BooRah is a semantic and natural language processing aggregator of restaurant reviews. The service pulls in reviews from numerous review sites and a substantial list of restaurant review blogs, then analyzes the emotional tone of the reviews it finds. Good reviews ("Rahs") and bad reviews ("Boohs") are collected concerning food, service and ambience.
It's a small but interesting site and the basic premise here is something that could be expanded beyond restaurants alone, something the company says it intends to do. I like it a lot.
Headquartered in Mountain View, CA, the company launched with information gleaned from over a half million online restaurant reviews in San Francisco, Los Angeles and New York. Last week it expanded to include a total of 20 cites, though information can be found on the site about restaurants almost anywhere in the US and in some cities internationally. The company is adding in-depth coverage of about 1 city a week it says and is now powering restaurant reviews on the directory site AmericanTowns.
BooRah uses affiliate services to display menus, make reservations and offer big discounts for restaurants in a long list of cities. These added features are a very nice touch, especially the menu display from AllMenus.com.
The reviews that get processed are identified by semantic analysis identifying food blogs among 100,000 blogs being indexed. That number could be bigger, but it's unclear what percentage of those indexed blogs are in fact food blogs.
Inside the review excerpts you'll find food terms, like a particular dish, identified and linked out to a search results page displaying that same item in the same location you're currently looking at. That's really nice, so if I'm reading a review that says some place's dolmas are alright but aren't the best in town - I'm one click on the word dolmas away from finding out where in town is said to have better ones. Yelp lets you search for terms in a city of course, but making it one click automatically is nice.
I wrote a review this morning and the parsing is a little funky. The key term in my review is "raw," which should be discernible since the culinary category is "organic." Instead, BooRah pulls out a link to "cooked stuff" for searching. That's the opposite of what a user would want in this, admittedly niche case. Food, like many other niche topics, needs strong long-tail analysis - doesn't it? Maybe it's unrealistic to expect semantic analysis to be strong in outlying, long-tail use cases - perhaps full text search ala Google is going to serve said user better. I hope not, though.
Yelp doesn't do a lot of what BooRah does. The final bit of semantics I found on the site was a "semantic cloud" for selected cities. That gives you a good idea what kinds of foods and issues people are talking the most about for a given location and lets you click through to read those reviews.

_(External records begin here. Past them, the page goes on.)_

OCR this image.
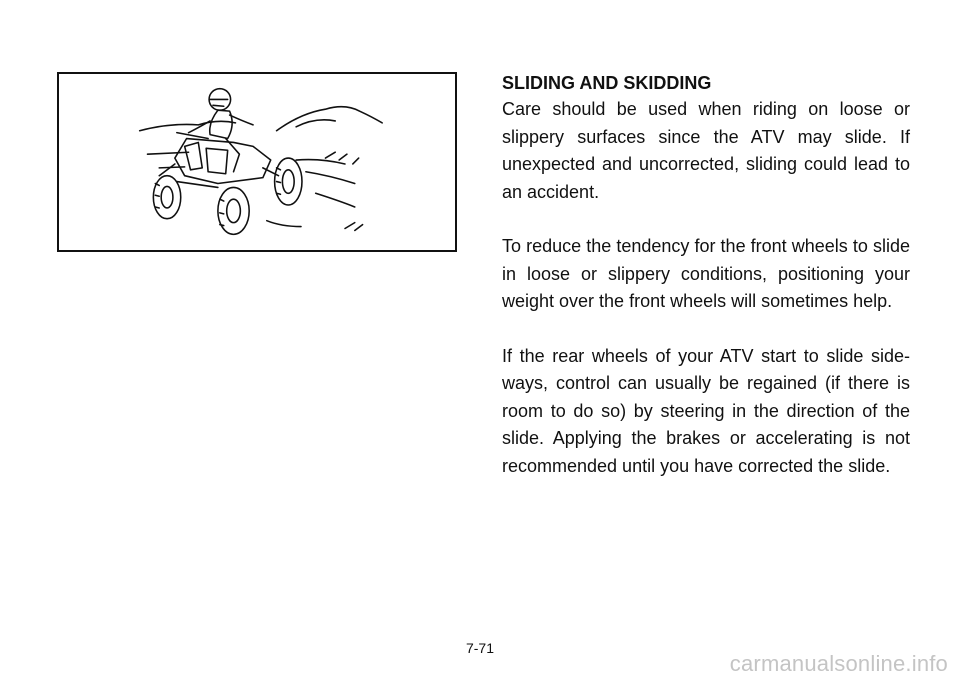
SLIDING AND SKIDDING

Care should be used when riding on loose or slippery surfaces since the ATV may slide. If unexpected and uncorrected, sliding could lead to an accident.

To reduce the tendency for the front wheels to slide in loose or slippery conditions, positioning your weight over the front wheels will sometimes help.

If the rear wheels of your ATV start to slide side-ways, control can usually be regained (if there is room to do so) by steering in the direction of the slide. Applying the brakes or accelerating is not recommended until you have corrected the slide.

7-71
carmanualsonline.info
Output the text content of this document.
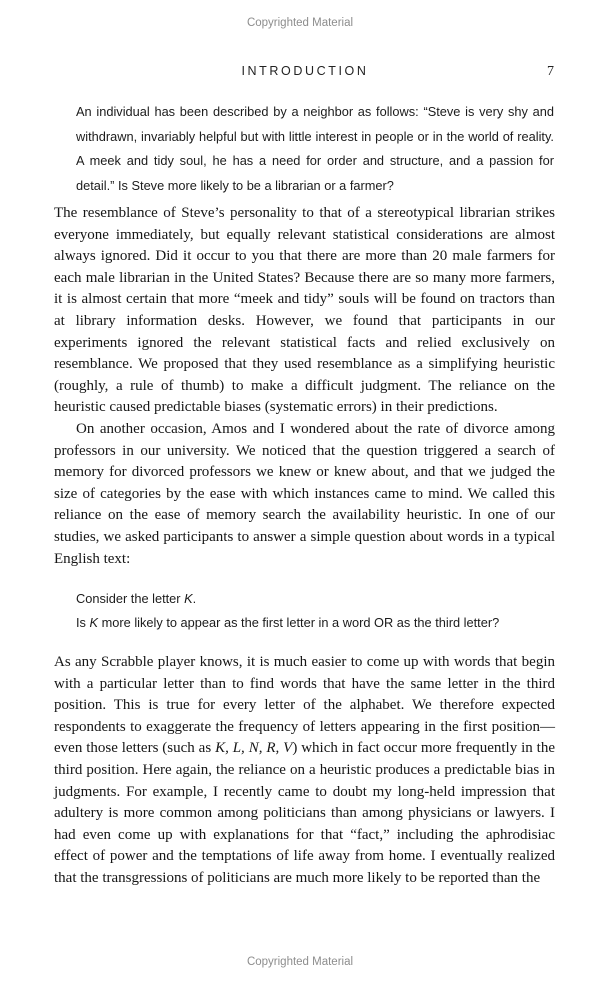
Copyrighted Material
INTRODUCTION	7
An individual has been described by a neighbor as follows: “Steve is very shy and withdrawn, invariably helpful but with little interest in people or in the world of reality. A meek and tidy soul, he has a need for order and structure, and a passion for detail.” Is Steve more likely to be a librarian or a farmer?

The resemblance of Steve’s personality to that of a stereotypical librarian strikes everyone immediately, but equally relevant statistical considerations are almost always ignored. Did it occur to you that there are more than 20 male farmers for each male librarian in the United States? Because there are so many more farmers, it is almost certain that more “meek and tidy” souls will be found on tractors than at library information desks. However, we found that participants in our experiments ignored the relevant statistical facts and relied exclusively on resemblance. We proposed that they used resemblance as a simplifying heuristic (roughly, a rule of thumb) to make a difficult judgment. The reliance on the heuristic caused predictable biases (systematic errors) in their predictions.

On another occasion, Amos and I wondered about the rate of divorce among professors in our university. We noticed that the question triggered a search of memory for divorced professors we knew or knew about, and that we judged the size of categories by the ease with which instances came to mind. We called this reliance on the ease of memory search the availability heuristic. In one of our studies, we asked participants to answer a simple question about words in a typical English text:

Consider the letter K.
Is K more likely to appear as the first letter in a word OR as the third letter?

As any Scrabble player knows, it is much easier to come up with words that begin with a particular letter than to find words that have the same letter in the third position. This is true for every letter of the alphabet. We therefore expected respondents to exaggerate the frequency of letters appearing in the first position—even those letters (such as K, L, N, R, V) which in fact occur more frequently in the third position. Here again, the reliance on a heuristic produces a predictable bias in judgments. For example, I recently came to doubt my long-held impression that adultery is more common among politicians than among physicians or lawyers. I had even come up with explanations for that “fact,” including the aphrodisiac effect of power and the temptations of life away from home. I eventually realized that the transgressions of politicians are much more likely to be reported than the

Copyrighted Material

The site searches for reviews across a lot of different sources, depending on the location. Yelp is not included, which is a real shame, but sites like CitySearch, Yahoo Travel, Tripadvisor and many more are included. In some locations the local newspaper website is included in review sources. You can easily filter between sources or chose to just look at food review blogs.
Reviews can also be written on the BooRah site itself. When you sign up for an account you're prompted to select between 3 different charities, presumably ad revenue you generate will be shared with those charities. That's a nice touch. I don't see Yelp doing that, do you?
RSS feeds for new reviews of restaurants in a particular city? I'll subscribe to that! I'd like to have some more granular control of such a feed: new reviews, new restaurants or new restaurants with 3 or more reviews. Yelp has pretty limited RSS feeds.
Finally, the Boos and the Rah's are probably the biggest differentiator here. It is hard for systems like this to recognize things like sarcasm or other peculiarities of human communication - but BooRah seems to be doing a fairly good job in the little bit that I looked around it. I really like the way it pulls out emotive quotes from reviews. My initial skepticism has subsided, but I'll be keeping a close eye on this feature as I use the site more.
Seeing positive and negative reviews around three different parts of a restaurant (food, service and ambience) really is far better than just seeing a number of stars. This method of displaying reviews scales for the individual user, far better than stars and full text reviews do.
The Down Sides
BooRah has been around for a little while but it still feels like its database could be better fleshed out. The user experience is very good, but (for example) the slideshow viewer is broken right now. I don't know about on the iPhone, but on Windows Mobile the site is effectively unusable for me. That's a real shame, as Yelp Mobile is fantastic.
Not including Yelp in the reviews being indexed seems like a pretty big downside. Maybe most of the world doesn't need to read the musings of the yuppie restaurant-philanderer 2.0 crowd, but as one of those myself - I like Yelp reviews. At the same time, it is nice to read what the rest of the world has to say too. In fact, I'm going to try using BooRah instead of Yelp for awhile - when I'm at home on my laptop at least.
Shortcomings aside, combination of semantic indexing and natural language sentiment-processing is a very interesting one. I look forward to BooRah getting better and bringing the same strategy and feature-richness to other niche topics.
Disclosure: I have a consulting relationship with a somewhat related, still-unlaunched, service provider.